Gabriella July 15, 2013
You should probably leave out the cheese it doesn't keep as well if you add it
carswell July 15, 2013
I always freeze it without cheese. I think it gives me more options when I decide to use it - for instance I combine the pesto with more olive oil to drizzle on a caprese salad where I wouldn't want the additional parmesan.
petitbleu July 15, 2013
I freeze it as-is. Some would argue that when the pesto thaws, the basil will "weep," and while this may be the case, I've found that the taste is still true after freezing and thawing. There's absolutely nothing like homemade pesto in the middle of winter to wake up your tastebuds!
smslaw July 15, 2013
The advantage of leaving out the cheese and/or nuts is that you can use it in recipes where you just want the basil flavor.
amysarah July 15, 2013
I've frozen it without cheese - as I'd always heard it was preferable - and with cheese.

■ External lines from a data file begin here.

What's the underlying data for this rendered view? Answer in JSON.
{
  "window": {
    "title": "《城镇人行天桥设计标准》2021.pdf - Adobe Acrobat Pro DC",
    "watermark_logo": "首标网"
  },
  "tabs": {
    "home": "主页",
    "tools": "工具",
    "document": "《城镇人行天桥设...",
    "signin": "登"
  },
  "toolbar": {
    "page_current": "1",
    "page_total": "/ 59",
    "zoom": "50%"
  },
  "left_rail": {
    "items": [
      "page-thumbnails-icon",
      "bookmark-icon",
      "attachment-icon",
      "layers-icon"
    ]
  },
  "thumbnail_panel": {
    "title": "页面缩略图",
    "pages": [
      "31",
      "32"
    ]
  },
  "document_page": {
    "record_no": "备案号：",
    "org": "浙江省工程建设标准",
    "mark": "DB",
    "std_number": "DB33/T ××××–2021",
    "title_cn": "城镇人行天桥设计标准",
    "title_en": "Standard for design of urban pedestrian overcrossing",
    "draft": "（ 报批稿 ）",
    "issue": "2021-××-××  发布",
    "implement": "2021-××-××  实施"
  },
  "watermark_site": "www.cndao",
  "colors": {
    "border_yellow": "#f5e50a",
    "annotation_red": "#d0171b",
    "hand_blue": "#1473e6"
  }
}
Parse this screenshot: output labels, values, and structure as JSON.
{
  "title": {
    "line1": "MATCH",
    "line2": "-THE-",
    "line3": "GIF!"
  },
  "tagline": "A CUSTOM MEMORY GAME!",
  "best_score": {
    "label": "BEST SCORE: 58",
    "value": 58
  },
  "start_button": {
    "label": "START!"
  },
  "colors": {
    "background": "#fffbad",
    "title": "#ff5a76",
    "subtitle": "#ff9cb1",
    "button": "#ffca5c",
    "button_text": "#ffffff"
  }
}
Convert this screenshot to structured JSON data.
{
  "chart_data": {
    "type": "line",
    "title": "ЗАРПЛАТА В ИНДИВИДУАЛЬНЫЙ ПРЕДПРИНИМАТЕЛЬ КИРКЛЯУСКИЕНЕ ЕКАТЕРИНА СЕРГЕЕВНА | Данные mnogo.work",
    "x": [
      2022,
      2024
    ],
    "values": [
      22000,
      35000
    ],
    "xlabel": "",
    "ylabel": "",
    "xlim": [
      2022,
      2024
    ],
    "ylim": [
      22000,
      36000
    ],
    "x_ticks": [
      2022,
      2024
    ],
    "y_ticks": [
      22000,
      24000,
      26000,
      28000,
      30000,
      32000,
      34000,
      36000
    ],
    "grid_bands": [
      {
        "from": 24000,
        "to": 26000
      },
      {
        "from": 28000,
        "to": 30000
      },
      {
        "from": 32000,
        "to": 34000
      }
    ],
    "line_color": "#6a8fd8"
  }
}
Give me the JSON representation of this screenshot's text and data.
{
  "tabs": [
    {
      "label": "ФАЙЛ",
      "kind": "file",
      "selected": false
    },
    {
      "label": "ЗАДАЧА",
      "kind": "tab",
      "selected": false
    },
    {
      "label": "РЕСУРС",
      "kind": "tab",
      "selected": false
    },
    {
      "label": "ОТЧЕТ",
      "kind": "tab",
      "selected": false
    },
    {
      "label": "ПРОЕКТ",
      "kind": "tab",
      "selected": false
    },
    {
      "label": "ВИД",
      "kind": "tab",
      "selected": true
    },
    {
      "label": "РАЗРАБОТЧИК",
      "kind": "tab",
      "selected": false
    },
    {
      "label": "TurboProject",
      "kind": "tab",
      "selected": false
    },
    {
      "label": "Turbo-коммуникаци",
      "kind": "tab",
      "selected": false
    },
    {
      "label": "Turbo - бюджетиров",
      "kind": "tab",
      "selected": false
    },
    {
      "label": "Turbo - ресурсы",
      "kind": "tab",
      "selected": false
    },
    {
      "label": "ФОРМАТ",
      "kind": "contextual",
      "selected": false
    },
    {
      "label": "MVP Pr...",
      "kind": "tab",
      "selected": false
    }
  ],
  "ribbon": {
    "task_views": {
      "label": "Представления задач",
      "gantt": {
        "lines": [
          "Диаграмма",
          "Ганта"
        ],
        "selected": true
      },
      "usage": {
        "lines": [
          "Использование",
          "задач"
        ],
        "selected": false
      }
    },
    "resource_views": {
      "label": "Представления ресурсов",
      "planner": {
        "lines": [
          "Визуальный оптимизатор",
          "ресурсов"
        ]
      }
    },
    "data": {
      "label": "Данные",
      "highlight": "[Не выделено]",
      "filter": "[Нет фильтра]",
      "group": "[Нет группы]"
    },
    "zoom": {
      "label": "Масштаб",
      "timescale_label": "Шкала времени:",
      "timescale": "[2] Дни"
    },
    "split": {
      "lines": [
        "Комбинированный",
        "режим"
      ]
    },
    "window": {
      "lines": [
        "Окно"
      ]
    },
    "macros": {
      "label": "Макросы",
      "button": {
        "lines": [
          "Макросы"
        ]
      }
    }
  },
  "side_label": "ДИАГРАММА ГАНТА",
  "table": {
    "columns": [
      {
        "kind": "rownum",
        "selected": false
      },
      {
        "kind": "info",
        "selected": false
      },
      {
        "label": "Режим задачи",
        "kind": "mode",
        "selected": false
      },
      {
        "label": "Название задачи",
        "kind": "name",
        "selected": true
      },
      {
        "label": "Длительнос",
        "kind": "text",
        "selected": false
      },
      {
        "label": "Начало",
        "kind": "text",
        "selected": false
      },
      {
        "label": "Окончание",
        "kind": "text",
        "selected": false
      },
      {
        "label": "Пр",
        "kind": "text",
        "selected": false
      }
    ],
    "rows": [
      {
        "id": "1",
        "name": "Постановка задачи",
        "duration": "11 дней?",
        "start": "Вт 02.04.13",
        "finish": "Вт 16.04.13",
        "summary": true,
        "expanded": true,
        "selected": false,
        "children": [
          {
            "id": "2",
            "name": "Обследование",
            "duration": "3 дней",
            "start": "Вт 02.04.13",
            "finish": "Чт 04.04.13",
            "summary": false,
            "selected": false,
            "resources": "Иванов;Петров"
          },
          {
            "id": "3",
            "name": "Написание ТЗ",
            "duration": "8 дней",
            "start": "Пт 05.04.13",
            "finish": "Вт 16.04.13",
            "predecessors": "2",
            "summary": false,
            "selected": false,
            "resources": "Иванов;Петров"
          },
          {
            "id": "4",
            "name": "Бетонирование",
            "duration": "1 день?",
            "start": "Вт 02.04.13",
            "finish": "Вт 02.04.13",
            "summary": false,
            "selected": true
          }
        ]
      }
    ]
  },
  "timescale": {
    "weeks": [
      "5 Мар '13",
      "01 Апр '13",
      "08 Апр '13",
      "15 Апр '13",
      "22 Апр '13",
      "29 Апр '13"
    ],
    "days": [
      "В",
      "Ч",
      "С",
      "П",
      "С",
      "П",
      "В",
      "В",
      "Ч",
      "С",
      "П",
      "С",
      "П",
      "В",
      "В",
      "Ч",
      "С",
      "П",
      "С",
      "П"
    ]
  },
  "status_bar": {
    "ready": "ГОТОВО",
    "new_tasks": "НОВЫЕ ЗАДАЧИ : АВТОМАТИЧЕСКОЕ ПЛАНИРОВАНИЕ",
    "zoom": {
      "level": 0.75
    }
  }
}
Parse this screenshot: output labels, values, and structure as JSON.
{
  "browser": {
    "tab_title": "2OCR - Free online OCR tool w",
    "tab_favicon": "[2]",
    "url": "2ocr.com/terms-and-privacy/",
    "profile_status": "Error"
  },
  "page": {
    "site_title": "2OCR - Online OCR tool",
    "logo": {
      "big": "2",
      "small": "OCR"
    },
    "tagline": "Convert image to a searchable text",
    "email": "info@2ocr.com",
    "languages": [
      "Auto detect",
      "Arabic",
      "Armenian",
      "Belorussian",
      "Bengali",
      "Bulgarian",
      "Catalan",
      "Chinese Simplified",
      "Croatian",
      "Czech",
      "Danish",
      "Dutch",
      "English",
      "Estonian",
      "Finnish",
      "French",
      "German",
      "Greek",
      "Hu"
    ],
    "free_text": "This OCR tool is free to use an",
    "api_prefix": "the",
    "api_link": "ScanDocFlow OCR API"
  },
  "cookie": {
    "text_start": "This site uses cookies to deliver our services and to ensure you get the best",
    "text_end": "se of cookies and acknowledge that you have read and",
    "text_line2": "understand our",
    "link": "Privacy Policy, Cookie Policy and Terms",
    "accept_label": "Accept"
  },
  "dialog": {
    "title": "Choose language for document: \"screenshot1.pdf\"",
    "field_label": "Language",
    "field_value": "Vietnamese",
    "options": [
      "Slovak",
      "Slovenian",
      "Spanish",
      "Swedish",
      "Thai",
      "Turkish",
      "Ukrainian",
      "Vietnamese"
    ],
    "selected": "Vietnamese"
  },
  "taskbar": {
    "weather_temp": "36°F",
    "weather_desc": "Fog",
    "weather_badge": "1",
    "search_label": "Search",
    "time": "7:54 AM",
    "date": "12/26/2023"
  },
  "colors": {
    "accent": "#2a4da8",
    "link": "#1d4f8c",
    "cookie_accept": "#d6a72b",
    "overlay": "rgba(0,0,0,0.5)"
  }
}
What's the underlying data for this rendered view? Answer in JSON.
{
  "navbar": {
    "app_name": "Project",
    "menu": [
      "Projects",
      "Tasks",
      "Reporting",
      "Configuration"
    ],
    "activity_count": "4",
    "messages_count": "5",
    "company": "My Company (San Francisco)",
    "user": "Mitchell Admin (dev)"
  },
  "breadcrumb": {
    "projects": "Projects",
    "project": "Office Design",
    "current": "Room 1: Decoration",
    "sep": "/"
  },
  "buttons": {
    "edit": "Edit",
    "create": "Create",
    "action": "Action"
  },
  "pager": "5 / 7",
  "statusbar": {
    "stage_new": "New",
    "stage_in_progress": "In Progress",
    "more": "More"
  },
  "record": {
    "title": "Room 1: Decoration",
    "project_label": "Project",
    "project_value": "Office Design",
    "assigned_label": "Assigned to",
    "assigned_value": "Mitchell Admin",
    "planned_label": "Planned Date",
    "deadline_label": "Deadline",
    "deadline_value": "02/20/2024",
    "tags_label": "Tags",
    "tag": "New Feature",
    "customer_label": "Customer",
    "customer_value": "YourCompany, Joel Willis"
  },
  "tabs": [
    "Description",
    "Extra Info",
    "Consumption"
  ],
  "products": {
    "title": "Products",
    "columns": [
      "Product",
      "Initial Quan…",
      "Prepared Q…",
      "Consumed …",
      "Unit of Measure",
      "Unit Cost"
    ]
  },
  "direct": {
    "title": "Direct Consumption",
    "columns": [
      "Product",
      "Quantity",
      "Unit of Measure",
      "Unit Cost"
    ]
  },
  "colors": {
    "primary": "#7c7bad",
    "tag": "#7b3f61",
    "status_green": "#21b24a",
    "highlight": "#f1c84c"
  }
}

Honestly never noticed a difference. So I just freeze the whole shebang.
ChefJune July 15, 2013
I used to freeze the whole thing, but these days I preserve the basil and garlic in olive oil and freeze that. I like it better, think it tastes fresher, when the cheese is stirred in after the pesto is thawed. And as for the nuts -- many times I prefer Pistou -- the French version that has no nuts.
acookswords July 15, 2013
'Tis the season, isn't it. I've come to freeze it without the cheese, as cheese, even grated, tends not to freeze and thaw without a significant change in texture, and not for the better. I add the cheese as I'm tossing the pesto with hot pasta and a ladle of its cooking water.
SpaCook July 15, 2013
Agree! I always freeze with a little extra film of oil on top, as well!
SpaCook July 15, 2013
Agree! I always freeze with a little extra film of oil on top, as well!
SpaCook July 15, 2013
Agree! I always freeze with a little extra film of oil on top, as well!
Author Comment
Hey Erinbdm! Save yourself some work with no worries. The whole kit-n-caboodle can be frozen and defrosted beautifully. Enjoy fresh summer taste in the fall or winter. Have fun!